Skip to content

Latest commit

 

History

History

README.md

Benchmarking Python Feature Server

Here we provide tools for benchmarking Python-based feature server with 3 online stores: Redis, AWS DynamoDB, and GCP Datastore. Follow the instructions below to reproduce the benchmarks.

Prerequisites

You need to have the following installed:

  • Feast 0.17+
  • Docker
  • Docker Compose
  • Vegeta

All these benchmarks are run on an EC2 instance (c5.4xlarge, 16vCPU, 64GiB memory).

Generate Data

For all of the following benchmarks, you'll need to generate the data using data_generator.py under the top-level directory of this repo. Just cd to the main directory and run python data_generator.py.

Redis

  1. Apply feature definitions to create a Feast repo.
cd python/feature_repos/redis
feast apply
  1. Deploy Redis & feature servers using docker-compose
cd ../../docker/redis
docker-compose up -d

If everything goes well, you should see an output like this:

Creating redis_redis_1 ... done
Creating redis_feast_1  ... done
Creating redis_feast_2  ... done
Creating redis_feast_3  ... done
Creating redis_feast_4  ... done
Creating redis_feast_5  ... done
Creating redis_feast_6  ... done
Creating redis_feast_7  ... done
Creating redis_feast_8  ... done
Creating redis_feast_9  ... done
Creating redis_feast_10 ... done
Creating redis_feast_11 ... done
Creating redis_feast_12 ... done
Creating redis_feast_13 ... done
Creating redis_feast_14 ... done
Creating redis_feast_15 ... done
Creating redis_feast_16 ... done
  1. Materialize data to Redis
cd ../../feature_repos/redis
sed -i 's/redis:6379/localhost:6379/g' feature_store.yaml # this is unfortunately necessary because inside docker feature servers resolve Redis host name as `redis`, but since we're running materialization from shell, Redis is accessible on localhost.
feast materialize-incremental $(date -u +"%Y-%m-%dT%H:%M:%S")
sed -i 's/localhost:6379/redis:6379/g' feature_store.yaml # make sure to change this back, since it can mess up with feature servers if you run another docker-compose command later. 
  1. Check that feature servers are working & they have materialized data
cd ../../..
parquet-tools show --columns entity generated_data.parquet 2>/dev/null | head -n 6

This should return something like this:

+----------+
|   entity |
|----------|
|       94 |
|     1992 |
|     4475 |

Take your 3 numbers and replace in this query:

curl -X POST \
  "http://127.0.0.1:6566/get-online-features" \
  -H "accept: application/json" \
  -d '{
    "feature_service": "feature_service_0",
    "entities": {
      "entity": [94, 1992, 4475]
    }
  }' | jq

In the output, make sure that "values" field contains none of the null values. It should look something like this:

    {
      "values": [
        4475,
        1551,
        9889,        
  1. Run Benchmarks
cd python
./run-benchmark.sh

AWS DynamoDB

For this benchmark, you'll need to have AWS credentials configured in ~/.aws/credentials.
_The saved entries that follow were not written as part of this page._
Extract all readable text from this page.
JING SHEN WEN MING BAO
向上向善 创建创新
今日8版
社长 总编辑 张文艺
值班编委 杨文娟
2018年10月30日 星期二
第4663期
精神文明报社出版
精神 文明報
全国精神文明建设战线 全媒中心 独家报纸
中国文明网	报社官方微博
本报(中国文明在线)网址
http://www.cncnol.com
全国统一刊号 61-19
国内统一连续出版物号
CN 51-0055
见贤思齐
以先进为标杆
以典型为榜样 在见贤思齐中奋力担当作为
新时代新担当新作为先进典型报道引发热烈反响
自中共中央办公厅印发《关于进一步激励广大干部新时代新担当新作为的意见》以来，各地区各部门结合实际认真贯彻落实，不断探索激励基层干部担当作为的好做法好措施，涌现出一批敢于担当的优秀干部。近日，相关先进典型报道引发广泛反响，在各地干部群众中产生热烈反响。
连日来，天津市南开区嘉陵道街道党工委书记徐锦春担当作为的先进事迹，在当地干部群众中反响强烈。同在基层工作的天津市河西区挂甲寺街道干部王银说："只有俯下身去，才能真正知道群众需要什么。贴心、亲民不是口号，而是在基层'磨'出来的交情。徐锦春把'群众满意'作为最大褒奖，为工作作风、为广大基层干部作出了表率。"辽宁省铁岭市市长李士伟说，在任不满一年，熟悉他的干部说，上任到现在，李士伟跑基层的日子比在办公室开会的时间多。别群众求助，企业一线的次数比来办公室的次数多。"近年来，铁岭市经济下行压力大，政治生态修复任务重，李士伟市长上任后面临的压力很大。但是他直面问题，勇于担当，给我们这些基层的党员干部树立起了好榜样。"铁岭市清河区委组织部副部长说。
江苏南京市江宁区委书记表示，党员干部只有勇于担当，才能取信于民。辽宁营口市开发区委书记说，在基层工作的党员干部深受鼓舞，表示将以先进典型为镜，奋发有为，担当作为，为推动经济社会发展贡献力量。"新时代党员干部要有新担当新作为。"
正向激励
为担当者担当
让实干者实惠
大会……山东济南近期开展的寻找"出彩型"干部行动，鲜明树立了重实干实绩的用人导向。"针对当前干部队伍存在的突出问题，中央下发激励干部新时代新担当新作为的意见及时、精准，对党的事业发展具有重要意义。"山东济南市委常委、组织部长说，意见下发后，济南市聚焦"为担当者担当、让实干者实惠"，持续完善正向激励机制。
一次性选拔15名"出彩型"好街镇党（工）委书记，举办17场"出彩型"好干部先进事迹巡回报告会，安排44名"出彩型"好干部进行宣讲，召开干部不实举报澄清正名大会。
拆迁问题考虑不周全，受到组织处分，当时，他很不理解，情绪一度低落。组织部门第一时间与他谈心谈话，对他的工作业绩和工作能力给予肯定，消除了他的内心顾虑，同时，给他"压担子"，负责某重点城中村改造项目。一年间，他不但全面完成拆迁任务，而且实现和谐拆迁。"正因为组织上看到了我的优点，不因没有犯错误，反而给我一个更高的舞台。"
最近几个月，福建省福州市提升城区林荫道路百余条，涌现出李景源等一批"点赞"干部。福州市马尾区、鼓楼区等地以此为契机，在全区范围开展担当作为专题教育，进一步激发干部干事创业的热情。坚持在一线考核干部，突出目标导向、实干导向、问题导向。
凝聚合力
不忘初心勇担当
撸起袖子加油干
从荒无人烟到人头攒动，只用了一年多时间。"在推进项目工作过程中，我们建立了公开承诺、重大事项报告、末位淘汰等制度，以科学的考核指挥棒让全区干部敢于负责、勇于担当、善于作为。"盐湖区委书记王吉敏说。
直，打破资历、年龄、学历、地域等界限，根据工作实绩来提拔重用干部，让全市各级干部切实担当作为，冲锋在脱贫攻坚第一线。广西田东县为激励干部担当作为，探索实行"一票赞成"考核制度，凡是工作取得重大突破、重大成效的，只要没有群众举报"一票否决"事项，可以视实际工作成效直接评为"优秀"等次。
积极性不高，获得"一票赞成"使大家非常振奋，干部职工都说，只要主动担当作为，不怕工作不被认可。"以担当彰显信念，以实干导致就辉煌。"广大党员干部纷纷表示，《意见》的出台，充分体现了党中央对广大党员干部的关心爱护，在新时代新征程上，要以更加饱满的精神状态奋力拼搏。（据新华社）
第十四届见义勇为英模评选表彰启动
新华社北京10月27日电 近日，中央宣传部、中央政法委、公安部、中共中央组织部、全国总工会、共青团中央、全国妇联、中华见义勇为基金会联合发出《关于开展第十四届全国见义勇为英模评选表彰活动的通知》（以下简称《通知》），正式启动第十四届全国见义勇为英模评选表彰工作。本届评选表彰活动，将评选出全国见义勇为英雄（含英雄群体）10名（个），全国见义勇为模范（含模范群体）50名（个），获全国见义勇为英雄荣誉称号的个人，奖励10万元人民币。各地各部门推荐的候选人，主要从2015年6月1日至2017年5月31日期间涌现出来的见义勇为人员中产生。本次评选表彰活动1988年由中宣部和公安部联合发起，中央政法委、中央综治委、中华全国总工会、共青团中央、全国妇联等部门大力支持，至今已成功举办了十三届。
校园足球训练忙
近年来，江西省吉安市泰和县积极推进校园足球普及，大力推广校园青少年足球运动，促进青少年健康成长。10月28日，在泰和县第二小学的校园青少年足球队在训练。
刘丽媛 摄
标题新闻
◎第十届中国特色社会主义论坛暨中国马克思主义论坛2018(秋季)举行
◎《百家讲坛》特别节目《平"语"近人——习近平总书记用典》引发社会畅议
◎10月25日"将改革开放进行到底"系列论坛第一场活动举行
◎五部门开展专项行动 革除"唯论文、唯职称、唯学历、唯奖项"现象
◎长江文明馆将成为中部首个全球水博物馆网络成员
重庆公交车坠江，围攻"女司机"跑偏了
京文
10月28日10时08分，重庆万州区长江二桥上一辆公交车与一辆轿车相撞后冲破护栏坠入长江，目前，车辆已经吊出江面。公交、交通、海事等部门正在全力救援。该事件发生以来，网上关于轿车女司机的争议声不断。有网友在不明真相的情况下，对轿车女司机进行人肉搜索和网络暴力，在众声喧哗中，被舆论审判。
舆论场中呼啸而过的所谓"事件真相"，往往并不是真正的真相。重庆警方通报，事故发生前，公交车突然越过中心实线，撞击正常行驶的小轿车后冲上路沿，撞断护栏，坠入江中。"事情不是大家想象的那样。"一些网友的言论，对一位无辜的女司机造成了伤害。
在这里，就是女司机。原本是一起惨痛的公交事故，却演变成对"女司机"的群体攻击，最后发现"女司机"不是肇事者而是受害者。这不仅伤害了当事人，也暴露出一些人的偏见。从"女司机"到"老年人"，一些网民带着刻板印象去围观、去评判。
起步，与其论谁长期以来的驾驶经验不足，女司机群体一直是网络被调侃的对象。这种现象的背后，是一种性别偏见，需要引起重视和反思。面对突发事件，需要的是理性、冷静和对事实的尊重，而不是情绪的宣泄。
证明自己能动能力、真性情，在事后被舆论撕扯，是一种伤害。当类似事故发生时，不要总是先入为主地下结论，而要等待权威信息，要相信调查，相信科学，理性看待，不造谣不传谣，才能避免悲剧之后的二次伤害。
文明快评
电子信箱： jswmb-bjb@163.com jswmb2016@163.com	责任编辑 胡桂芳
  1. Apply feature definitions to create a Feast repo.
cd feature_repos/dynamo
feast apply
  1. Deploy feature servers using docker-compose
cd ../../docker/dynamo
docker-compose up -d

If everything goes well, you should see an output like this:

Creating dynamo_feast_1  ... done
Creating dynamo_feast_2  ... done
Creating dynamo_feast_3  ... done
Creating dynamo_feast_4  ... done
Creating dynamo_feast_5  ... done
Creating dynamo_feast_6  ... done
Creating dynamo_feast_7  ... done
Creating dynamo_feast_8  ... done
Creating dynamo_feast_9  ... done
Creating dynamo_feast_10 ... done
Creating dynamo_feast_11 ... done
Creating dynamo_feast_12 ... done
Creating dynamo_feast_13 ... done
Creating dynamo_feast_14 ... done
Creating dynamo_feast_15 ... done
Creating dynamo_feast_16 ... done
  1. Materialize data to DynamoDB
cd ../../feature_repos/dynamo
feast materialize-incremental $(date -u +"%Y-%m-%dT%H:%M:%S")
  1. Check that feature servers are working & they have materialized data
cd ../../..
parquet-tools show --columns entity generated_data.parquet 2>/dev/null | head -n 6

This should return something like this:

+----------+
|   entity |
|----------|
|       94 |
|     1992 |
|     4475 |

Take your 3 numbers and replace in this query:

curl -X POST \
  "http://127.0.0.1:6566/get-online-features" \
  -H "accept: application/json" \
  -d '{
    "feature_service": "feature_service_0",
    "entities": {
      "entity": [94, 1992, 4475]
    }
  }' | jq

In the output, make sure that "values" field contains none of the null values. It should look something like this:

    {
      "values": [
        4475,
        1551,
        9889,        
  1. Run Benchmarks
cd python
./run-benchmark.sh

GCP Datastore

  1. Apply feature definitions to create a Feast repo.
cd feature_repos/datastore
feast apply
  1. Deploy feature servers using docker-compose
cd ../../docker/datastore
docker-compose up -d

If everything goes well, you should see an output like this:

Creating datastore_feast_1  ... done
Creating datastore_feast_2  ... done
Creating datastore_feast_3  ... done
Creating datastore_feast_4  ... done
Creating datastore_feast_5  ... done
Creating datastore_feast_6  ... done
Creating datastore_feast_7  ... done
Creating datastore_feast_8  ... done
Creating datastore_feast_9  ... done
Creating datastore_feast_10 ... done
Creating datastore_feast_11 ... done
Creating datastore_feast_12 ... done
Creating datastore_feast_13 ... done
Creating datastore_feast_14 ... done
Creating datastore_feast_15 ... done
Creating datastore_feast_16 ... done
  1. Materialize data to Datastore
cd ../../feature_repos/datastore
feast materialize-incremental $(date -u +"%Y-%m-%dT%H:%M:%S")
  1. Check that feature servers are working & they have materialized data
cd ../../..
parquet-tools show --columns entity generated_data.parquet 2>/dev/null | head -n 6

This should return something like this:

+----------+
|   entity |
|----------|
|       94 |
|     1992 |
|     4475 |

Take your 3 numbers and replace in this query:

curl -X POST \
  "http://127.0.0.1:6566/get-online-features" \
  -H "accept: application/json" \
  -d '{
    "feature_service": "feature_service_0",
    "entities": {
      "entity": [94, 1992, 4475]
    }
  }' | jq

In the output, make sure that "values" field contains none of the null values. It should look something like this:

    {
      "values": [
        4475,
        1551,
        9889,        
  1. Run Benchmarks
cd python
./run-benchmark.sh